And "The Coldest Winter" is really about Iraq and Vietnam.

I was home from school -- sick, I guess -- on June 30, 1950, when a black-and-white map of the Korean peninsula appeared on our little Philco television screen. The rotten communists in North Korea had invaded the good guys of South Korea. Soon enough a voice from somewhere mentioned things like the 38th parallel and said that U.S. troops would soon be there to teach the Reds a lesson they would never forget.

"Yes!" I thought or maybe shouted. Finally! It seems I was not alone. President Harry Truman was saying, "By God, I'm going to let them have it!" The commander of U.S. forces in the Pacific, the immortal Douglas MacArthur, came to see it as a chance to destroy Red China. So did I, of course, but I was a 12-year-old boy who thought America was invincible.

"How could that be?" I thought as I read the book here thousands of miles from home. These guys were running the country, the world; they were the commander in chief and one of the most famous and revered soldiers the country had ever produced. The answer to my question was familiar: bad intelligence about the local people, arrogance and hubris, cover-up to hide the many misjudgments and mistakes. The usual.

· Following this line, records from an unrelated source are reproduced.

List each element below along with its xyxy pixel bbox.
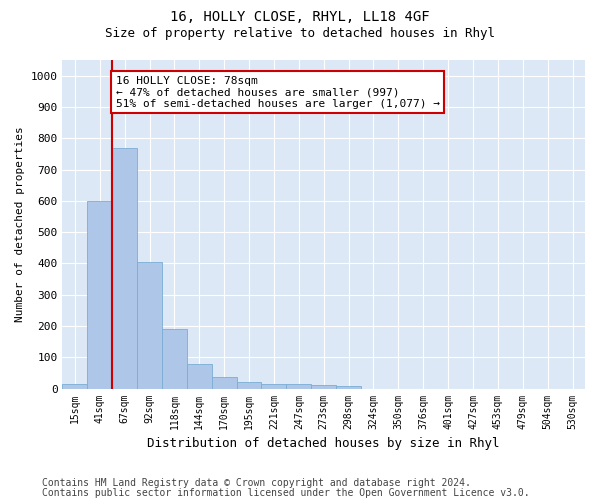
Bar [236,382,262,388]
X-axis label: Distribution of detached houses by size in Rhyl: Distribution of detached houses by size … [148,437,500,450]
Text: Size of property relative to detached houses in Rhyl: Size of property relative to detached ho… [105,28,495,40]
Text: 16, HOLLY CLOSE, RHYL, LL18 4GF: 16, HOLLY CLOSE, RHYL, LL18 4GF [170,10,430,24]
Text: 16 HOLLY CLOSE: 78sqm
← 47% of detached houses are smaller (997)
51% of semi-det: 16 HOLLY CLOSE: 78sqm ← 47% of detached … [116,76,440,109]
Bar [311,386,336,388]
Bar [212,376,236,388]
Bar [62,384,88,388]
Bar [137,262,162,388]
Text: Contains public sector information licensed under the Open Government Licence v3: Contains public sector information licen… [42,488,530,498]
Y-axis label: Number of detached properties: Number of detached properties [15,126,25,322]
Bar [112,148,137,388]
Bar [262,384,286,388]
Bar [286,384,311,388]
Bar [162,329,187,388]
Bar [187,364,212,388]
Text: Contains HM Land Registry data © Crown copyright and database right 2024.: Contains HM Land Registry data © Crown c… [42,478,471,488]
Bar [336,386,361,388]
Bar [88,201,112,388]
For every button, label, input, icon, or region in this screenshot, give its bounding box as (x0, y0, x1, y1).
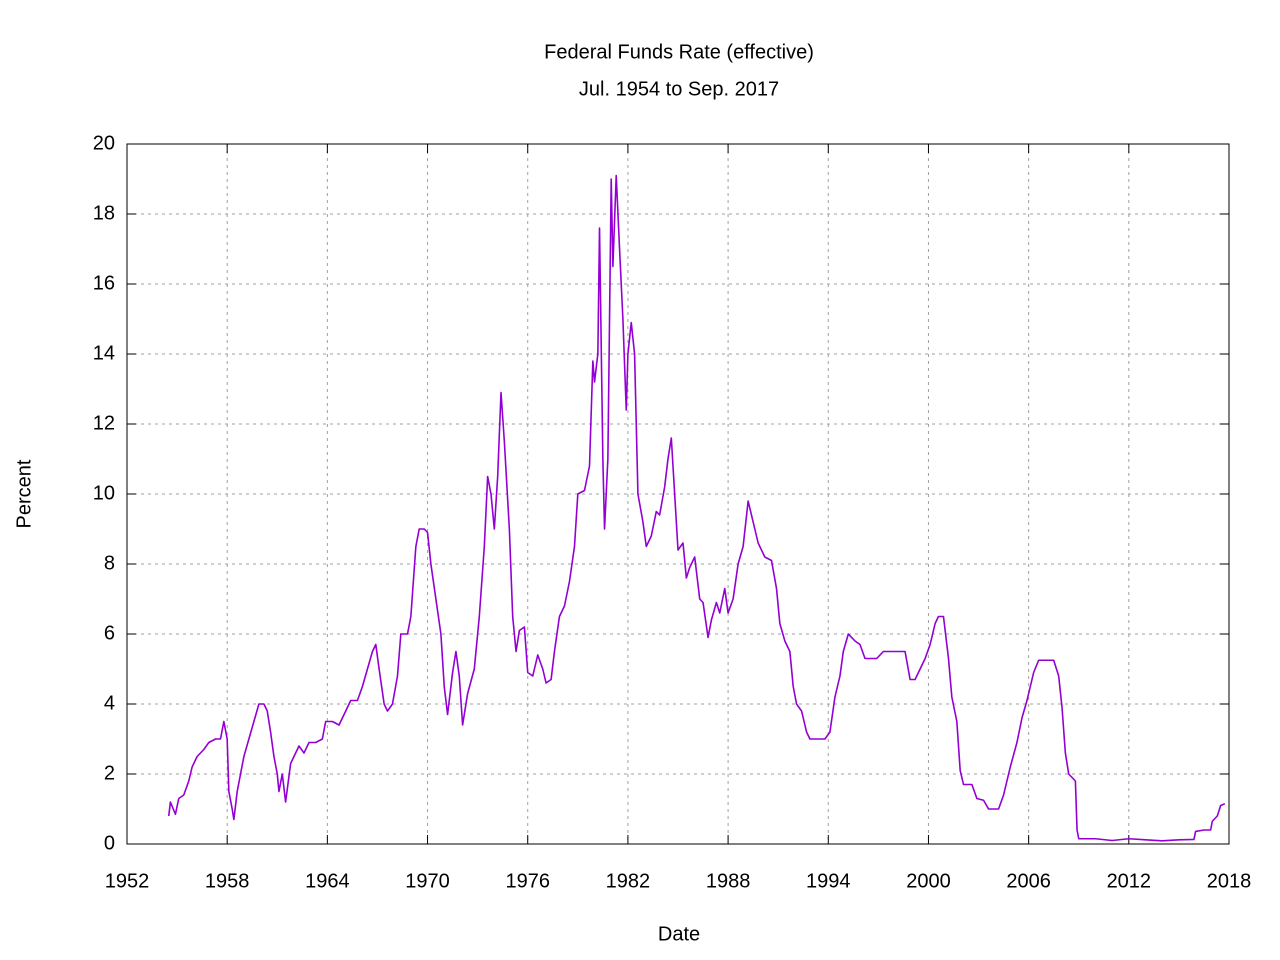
plot-frame (126, 143, 1230, 845)
y-tick-label: 4 (104, 692, 115, 714)
y-tick-label: 8 (104, 552, 115, 574)
x-tick-label: 2006 (1006, 870, 1051, 892)
x-tick-label: 1958 (205, 870, 250, 892)
x-tick-label: 1970 (405, 870, 450, 892)
chart-subtitle: Jul. 1954 to Sep. 2017 (579, 78, 779, 100)
x-tick-label: 2000 (906, 870, 951, 892)
chart-title: Federal Funds Rate (effective) (544, 41, 814, 63)
x-tick-label: 2012 (1107, 870, 1152, 892)
x-tick-label: 1952 (105, 870, 150, 892)
y-tick-label: 10 (93, 482, 115, 504)
y-tick-label: 18 (93, 202, 115, 224)
x-tick-label: 1964 (305, 870, 350, 892)
x-axis-label: Date (658, 923, 700, 945)
x-tick-label: 1976 (505, 870, 550, 892)
y-tick-label: 12 (93, 412, 115, 434)
y-tick-label: 14 (93, 342, 115, 364)
y-axis-label: Percent (13, 459, 35, 528)
y-tick-label: 6 (104, 622, 115, 644)
y-tick-label: 0 (104, 832, 115, 854)
x-tick-label: 1982 (606, 870, 651, 892)
y-tick-label: 20 (93, 132, 115, 154)
y-tick-label: 16 (93, 272, 115, 294)
x-tick-label: 2018 (1207, 870, 1252, 892)
x-tick-label: 1988 (706, 870, 751, 892)
x-tick-label: 1994 (806, 870, 851, 892)
y-tick-label: 2 (104, 762, 115, 784)
data-line (167, 174, 1226, 842)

It didn't start in Iraq. It didn't start in Vietnam. It didn't start in Korea, when the United States, with United Nations backing, threw itself into a civil war -- and then, through MacArthur's Icarus-high hubris, drew Communist China into the field where they slaughtered American boys and were slaughtered in return -- this in a war that ended where it began, at the 38th parallel, the arbitrary line that divided North and South Korea. So it goes.

Perhaps where all this actually began was in the Philippines during the Spanish-American War in 1898, when Commodore George Dewey drove the Spaniards away from their great Pacific colony. Accepting that the United States did not want to be a colonial power, President William McKinley did have a sense of religious mission that the Protestant United States had a godly obligation to save Filipinos -- "our little brown brothers," he called them -- from colonialism and from Spanish Catholicism.

So, bearing the white man's burden, we sent 112,000 troops. Many stayed there for almost 50 years, gallantly killing 20,000 Filipino soldiers and 250,000 civilians, "******s," as we called them. (We lost 4,200 soldiers and Marines.)

The Great White Father, McKinley, watched what was happening and later told a friend: "If old Dewey had just sailed away after he after he smashed the Spanish fleet, what a lot of trouble he would have saved us."